Pues ahí tienen que ya en el primer cuadro de la ciudad nos desviamos de la ruta ciclista para hacer una merecida pausa y desayunar en "El Mayor", restaurante muy recomendable en la azotea de la librería Porrúa. El plan no podía ser mejor: ejercicio, buena comida en la cima de un edificio histórico con la incomparable vista del Templo Mayor y Catedral. Pero  no contamos con que en esta ciudad hay estacionamientos para autos, valet parking para autos, hay franeleros para autos, pero no para bicicletas. Despues de ir y venir entre los policías de la entrada, el responsable del estacionamiento y el responsable del restaurante, tuvimos que marcharnos con el estómago vacío y un palmo de narices, porque en el estacionamiento de la Librería Porrúa, se pueden estacionar coches, pero no bicicletas. Falta de visión comercial en un domingo de Ciclotón: las vías principales de acceso estaban cerradas a los automovilistas, así que en las próximas horas no andarían por ahí más que ciclistas y peatones.

Hambrientos y desilusionados decidimos ver el lado bueno de esta situación. Si ya estábamos ahí, podíamos entrar a la exposición del escultor Ron Mueck en San Ildefonso que apenas abría sus puertas y todavía no presentaba las grandes filas de las minorías multitudinarias que visitan museos.  ¿Y... las bicicletas?

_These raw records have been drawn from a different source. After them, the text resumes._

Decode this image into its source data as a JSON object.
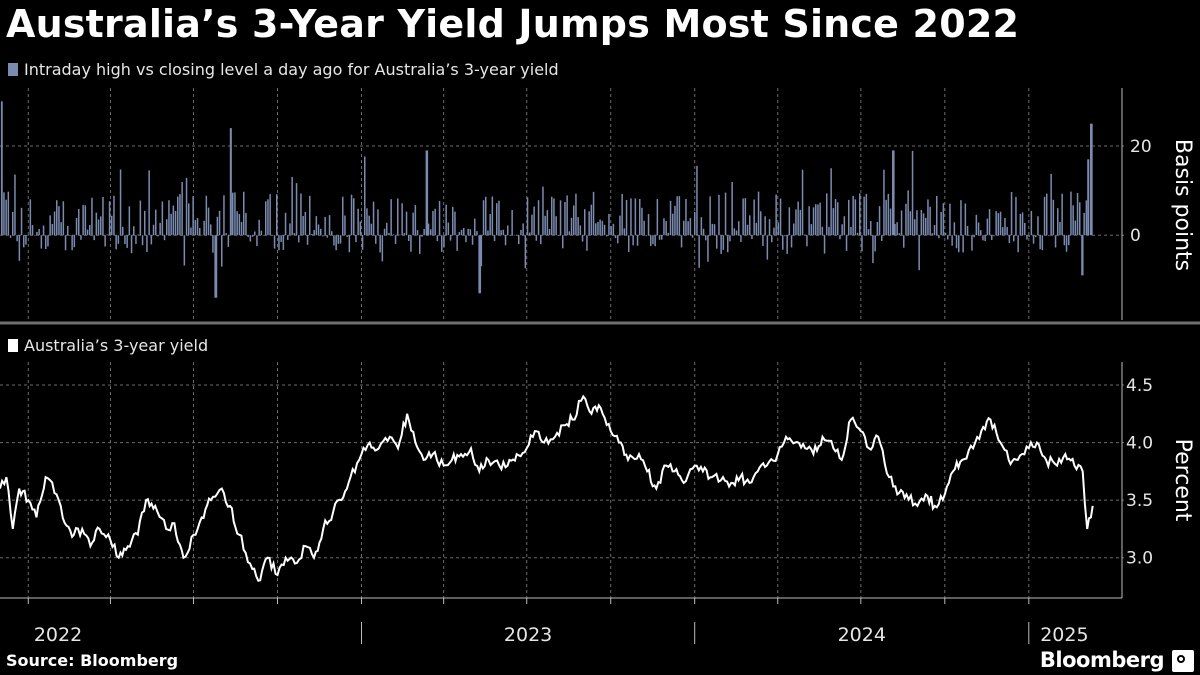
{
  "title": "Australia’s 3-Year Yield Jumps Most Since 2022",
  "source": "Source: Bloomberg",
  "brand": "Bloomberg",
  "colors": {
    "bars": "#7b8bb0",
    "line": "#ffffff",
    "grid": "#6b6b6b",
    "divider": "#707070"
  },
  "chart_data": [
    {
      "type": "bar",
      "legend": "Intraday high vs closing level a day ago for Australia’s 3-year yield",
      "ylabel": "Basis points",
      "ylim": [
        -19,
        33
      ],
      "yticks": [
        0,
        20
      ],
      "seed": 7,
      "x_range": [
        "2021-12-01",
        "2025-03-20"
      ],
      "values_description": "",
      "notable": [
        {
          "date": "2021-12-02",
          "value": 30
        },
        {
          "date": "2022-08-10",
          "value": 24
        },
        {
          "date": "2022-07-25",
          "value": -14
        },
        {
          "date": "2023-03-13",
          "value": 19
        },
        {
          "date": "2023-05-10",
          "value": -13
        },
        {
          "date": "2024-08-05",
          "value": 19
        },
        {
          "date": "2025-03-06",
          "value": 17
        },
        {
          "date": "2025-03-10",
          "value": 25
        },
        {
          "date": "2025-02-28",
          "value": -9
        }
      ]
    },
    {
      "type": "line",
      "legend": "Australia’s 3-year yield",
      "ylabel": "Percent",
      "ylim": [
        2.65,
        4.7
      ],
      "yticks": [
        3.0,
        3.5,
        4.0,
        4.5
      ],
      "x_range": [
        "2021-12-01",
        "2025-03-20"
      ],
      "x_ticks": [
        "2022",
        "2023",
        "2024",
        "2025"
      ],
      "series": [
        {
          "x": [
            "2021-12-01",
            "2021-12-08",
            "2021-12-15",
            "2021-12-22",
            "2022-01-01",
            "2022-01-10",
            "2022-01-20",
            "2022-02-01",
            "2022-02-10",
            "2022-02-20",
            "2022-03-01",
            "2022-03-10",
            "2022-03-20",
            "2022-04-01",
            "2022-04-10",
            "2022-04-20",
            "2022-05-01",
            "2022-05-10",
            "2022-05-20",
            "2022-06-01",
            "2022-06-10",
            "2022-06-20",
            "2022-07-01",
            "2022-07-10",
            "2022-07-20",
            "2022-08-01",
            "2022-08-10",
            "2022-08-20",
            "2022-09-01",
            "2022-09-10",
            "2022-09-20",
            "2022-10-01",
            "2022-10-10",
            "2022-10-20",
            "2022-11-01",
            "2022-11-10",
            "2022-11-20",
            "2022-12-01",
            "2022-12-10",
            "2022-12-20",
            "2023-01-01",
            "2023-01-10",
            "2023-01-20",
            "2023-02-01",
            "2023-02-10",
            "2023-02-20",
            "2023-03-01",
            "2023-03-10",
            "2023-03-20",
            "2023-04-01",
            "2023-04-10",
            "2023-04-20",
            "2023-05-01",
            "2023-05-10",
            "2023-05-20",
            "2023-06-01",
            "2023-06-10",
            "2023-06-20",
            "2023-07-01",
            "2023-07-10",
            "2023-07-20",
            "2023-08-01",
            "2023-08-10",
            "2023-08-20",
            "2023-09-01",
            "2023-09-10",
            "2023-09-20",
            "2023-10-01",
            "2023-10-10",
            "2023-10-20",
            "2023-11-01",
            "2023-11-10",
            "2023-11-20",
            "2023-12-01",
            "2023-12-10",
            "2023-12-20",
            "2024-01-01",
            "2024-01-10",
            "2024-01-20",
            "2024-02-01",
            "2024-02-10",
            "2024-02-20",
            "2024-03-01",
            "2024-03-10",
            "2024-03-20",
            "2024-04-01",
            "2024-04-10",
            "2024-04-20",
            "2024-05-01",
            "2024-05-10",
            "2024-05-20",
            "2024-06-01",
            "2024-06-10",
            "2024-06-20",
            "2024-07-01",
            "2024-07-10",
            "2024-07-20",
            "2024-08-01",
            "2024-08-10",
            "2024-08-20",
            "2024-09-01",
            "2024-09-10",
            "2024-09-20",
            "2024-10-01",
            "2024-10-10",
            "2024-10-20",
            "2024-11-01",
            "2024-11-10",
            "2024-11-20",
            "2024-12-01",
            "2024-12-10",
            "2024-12-20",
            "2025-01-01",
            "2025-01-10",
            "2025-01-20",
            "2025-02-01",
            "2025-02-10",
            "2025-02-20",
            "2025-03-01",
            "2025-03-06",
            "2025-03-10",
            "2025-03-12"
          ],
          "y": [
            3.6,
            3.7,
            3.25,
            3.6,
            3.5,
            3.35,
            3.7,
            3.55,
            3.3,
            3.2,
            3.25,
            3.1,
            3.25,
            3.15,
            3.0,
            3.1,
            3.2,
            3.5,
            3.45,
            3.25,
            3.3,
            3.0,
            3.2,
            3.35,
            3.5,
            3.6,
            3.45,
            3.2,
            2.95,
            2.8,
            3.0,
            2.85,
            3.0,
            2.95,
            3.1,
            3.0,
            3.25,
            3.4,
            3.5,
            3.7,
            3.9,
            4.0,
            3.95,
            4.05,
            3.95,
            4.25,
            4.0,
            3.85,
            3.9,
            3.8,
            3.85,
            3.9,
            3.95,
            3.75,
            3.85,
            3.8,
            3.8,
            3.9,
            3.95,
            4.1,
            4.0,
            4.05,
            4.15,
            4.2,
            4.4,
            4.25,
            4.3,
            4.1,
            4.0,
            3.85,
            3.9,
            3.75,
            3.6,
            3.8,
            3.75,
            3.65,
            3.8,
            3.75,
            3.7,
            3.7,
            3.65,
            3.7,
            3.65,
            3.75,
            3.8,
            3.9,
            4.05,
            4.0,
            3.95,
            3.9,
            4.05,
            3.95,
            3.85,
            4.2,
            4.1,
            3.95,
            4.05,
            3.7,
            3.55,
            3.55,
            3.45,
            3.55,
            3.45,
            3.55,
            3.75,
            3.85,
            3.95,
            4.1,
            4.2,
            4.0,
            3.85,
            3.85,
            3.95,
            4.0,
            3.85,
            3.8,
            3.9,
            3.8,
            3.75,
            3.25,
            3.35,
            3.45
          ]
        }
      ]
    }
  ]
}
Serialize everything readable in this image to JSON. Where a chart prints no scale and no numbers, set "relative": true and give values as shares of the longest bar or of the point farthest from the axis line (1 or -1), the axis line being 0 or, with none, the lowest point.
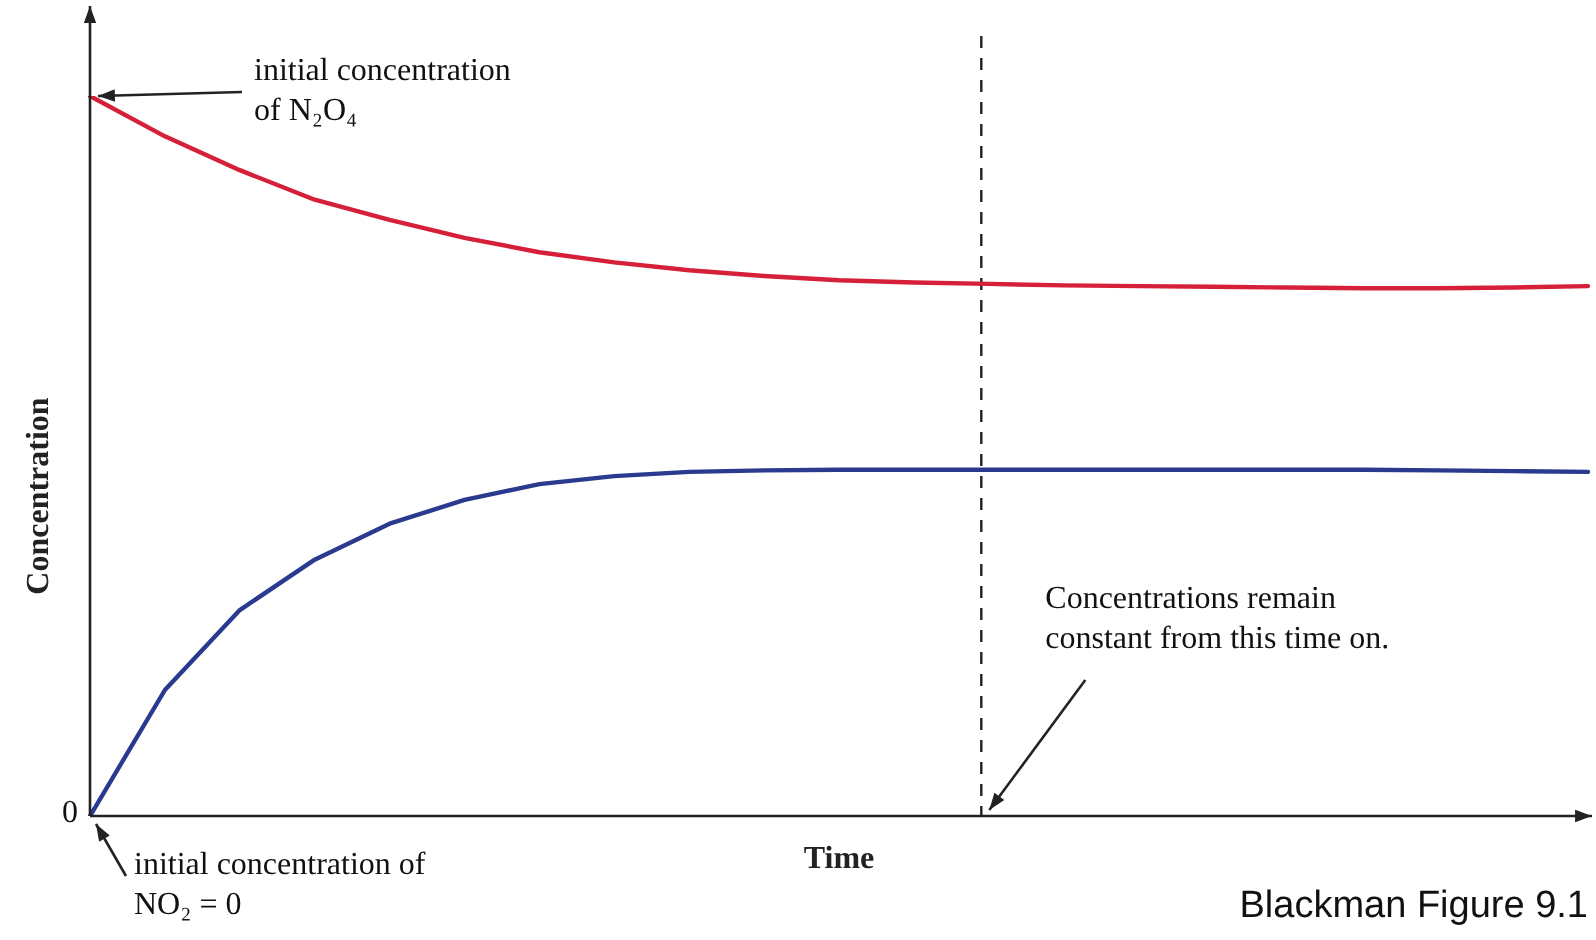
{
  "chart_data": {
    "type": "line",
    "relative": true,
    "xlabel": "Time",
    "ylabel": "Concentration",
    "legend": false,
    "marker": "none",
    "categories": [
      null,
      null,
      null,
      null,
      null,
      null,
      null,
      null,
      null,
      null,
      null,
      null,
      null,
      null,
      null,
      null,
      null,
      null,
      null,
      null,
      null
    ],
    "series": [
      {
        "color": "#d6203a",
        "values": [
          1.0,
          0.944,
          0.897,
          0.856,
          0.828,
          0.803,
          0.783,
          0.769,
          0.758,
          0.75,
          0.744,
          0.741,
          0.739,
          0.737,
          0.736,
          0.735,
          0.734,
          0.733,
          0.733,
          0.734,
          0.736
        ]
      },
      {
        "color": "#2a3a8f",
        "values": [
          0,
          0.175,
          0.286,
          0.356,
          0.406,
          0.439,
          0.461,
          0.472,
          0.478,
          0.48,
          0.481,
          0.481,
          0.481,
          0.481,
          0.481,
          0.481,
          0.481,
          0.481,
          0.48,
          0.479,
          0.478
        ]
      }
    ],
    "annotations": [
      "initial concentration of N₂O₄",
      "initial concentration of NO₂ = 0",
      "Concentrations remain constant from this time on.",
      "0",
      "Blackman Figure 9.1"
    ]
  }
}
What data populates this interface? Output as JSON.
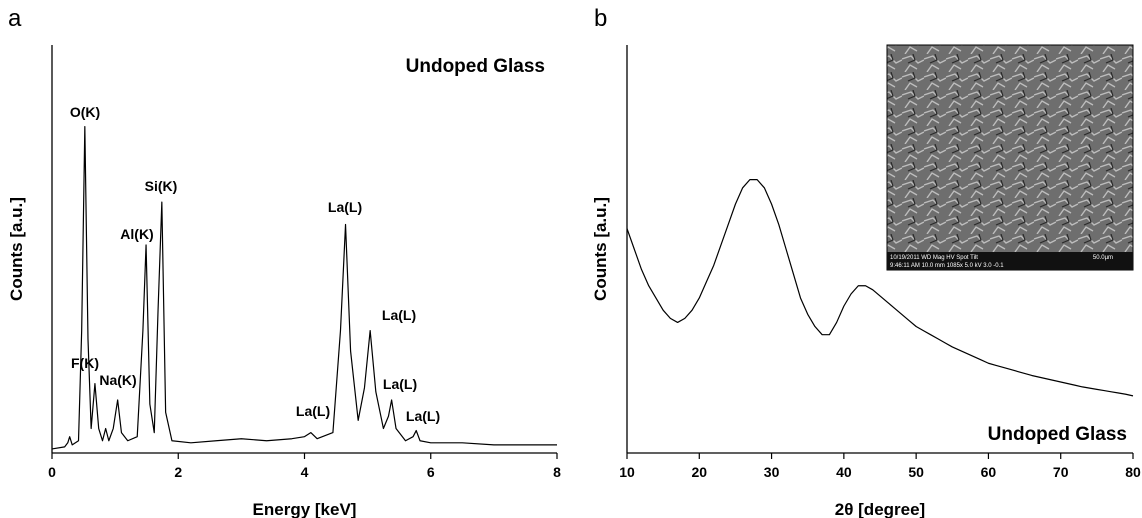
{
  "chart_data": [
    {
      "type": "line",
      "panel_label": "a",
      "title": "Undoped Glass",
      "xlabel": "Energy [keV]",
      "ylabel": "Counts [a.u.]",
      "xlim": [
        0,
        8
      ],
      "xticks": [
        0,
        2,
        4,
        6,
        8
      ],
      "ylim": [
        0,
        100
      ],
      "color": "#000000",
      "x": [
        0,
        0.2,
        0.25,
        0.28,
        0.32,
        0.42,
        0.47,
        0.52,
        0.57,
        0.62,
        0.68,
        0.74,
        0.8,
        0.85,
        0.9,
        0.97,
        1.04,
        1.1,
        1.2,
        1.35,
        1.44,
        1.49,
        1.55,
        1.62,
        1.68,
        1.74,
        1.8,
        1.9,
        2.2,
        2.6,
        3.0,
        3.4,
        3.8,
        4.0,
        4.1,
        4.2,
        4.45,
        4.57,
        4.65,
        4.73,
        4.85,
        4.95,
        5.04,
        5.13,
        5.25,
        5.33,
        5.38,
        5.45,
        5.6,
        5.72,
        5.77,
        5.83,
        6.0,
        6.5,
        7.0,
        7.5,
        8.0
      ],
      "values": [
        1,
        1.5,
        2.5,
        4,
        2,
        3,
        30,
        80,
        28,
        6,
        17,
        6,
        3,
        6,
        3,
        6,
        13,
        5,
        3,
        4,
        30,
        51,
        12,
        5,
        35,
        61.5,
        10,
        3,
        2.5,
        3,
        3.5,
        3,
        3.5,
        4,
        5,
        3.5,
        5,
        30,
        56,
        25,
        8,
        16,
        30,
        15,
        6,
        9,
        13,
        6,
        3,
        4,
        5.5,
        3,
        2.5,
        2.5,
        2,
        2,
        2
      ],
      "annotations": [
        "O(K)",
        "F(K)",
        "Na(K)",
        "Al(K)",
        "Si(K)",
        "La(L)",
        "La(L)",
        "La(L)",
        "La(L)",
        "La(L)"
      ]
    },
    {
      "type": "line",
      "panel_label": "b",
      "title": "Undoped Glass",
      "xlabel": "2θ [degree]",
      "ylabel": "Counts [a.u.]",
      "xlim": [
        10,
        80
      ],
      "xticks": [
        10,
        20,
        30,
        40,
        50,
        60,
        70,
        80
      ],
      "ylim": [
        0,
        100
      ],
      "color": "#000000",
      "x": [
        10,
        11,
        12,
        13,
        14,
        15,
        16,
        17,
        18,
        19,
        20,
        21,
        22,
        23,
        24,
        25,
        26,
        27,
        28,
        29,
        30,
        31,
        32,
        33,
        34,
        35,
        36,
        37,
        38,
        39,
        40,
        41,
        42,
        43,
        44,
        45,
        46,
        47,
        48,
        49,
        50,
        51,
        52,
        53,
        54,
        55,
        56,
        57,
        58,
        59,
        60,
        61,
        62,
        63,
        64,
        65,
        66,
        67,
        68,
        69,
        70,
        71,
        72,
        73,
        74,
        75,
        76,
        77,
        78,
        79,
        80
      ],
      "values": [
        55,
        50,
        45,
        41,
        38,
        35,
        33,
        32,
        33,
        35,
        38,
        42,
        46,
        51,
        56,
        61,
        65,
        67,
        67,
        65,
        61,
        56,
        50,
        44,
        38,
        34,
        31,
        29,
        29,
        32,
        36,
        39,
        41,
        41,
        40,
        38.5,
        37,
        35.5,
        34,
        32.5,
        31,
        30,
        29,
        28,
        27,
        26,
        25.2,
        24.4,
        23.6,
        22.8,
        22,
        21.5,
        21,
        20.5,
        20,
        19.5,
        19,
        18.6,
        18.2,
        17.8,
        17.4,
        17,
        16.6,
        16.2,
        15.9,
        15.6,
        15.3,
        15,
        14.7,
        14.4,
        14
      ],
      "inset_text": [
        "10/19/2011  WD  Mag  HV  Spot  Tilt",
        "9:46:11 AM  10.0 mm  1085x  5.0 kV  3.0  -0.1",
        "50.0µm"
      ]
    }
  ]
}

Claro que el museo no tiene  espacio ni instalación alguna que permita estacionar las biciletas. En el centro las banquetas son muy angostas y pensar en encadenar 4 bicicletas a un poste significaría bloquear el paso. Cuando estábamos a punto de abortar el plan, fuimos salvados por los trabajos de remozamiento de este antiguo edificio. Sí, gracias a un aparatoso andamio que ocupa gran parte de la fachada, mi familia y luego otros ciclistas que siguieron nuestro ejemplo, pudimos encadenar nuestras bicis y disfrutar de la exposición.

Marcelo: ahí te encargo. Si queremos promover el uso de la bicicleta, comercios, restaurantes, museos y hasta las iglesias deben ofrecer facilidades para estacionarlas adecuadamente. Un nicho de mercado para franeleros y viene-vienes.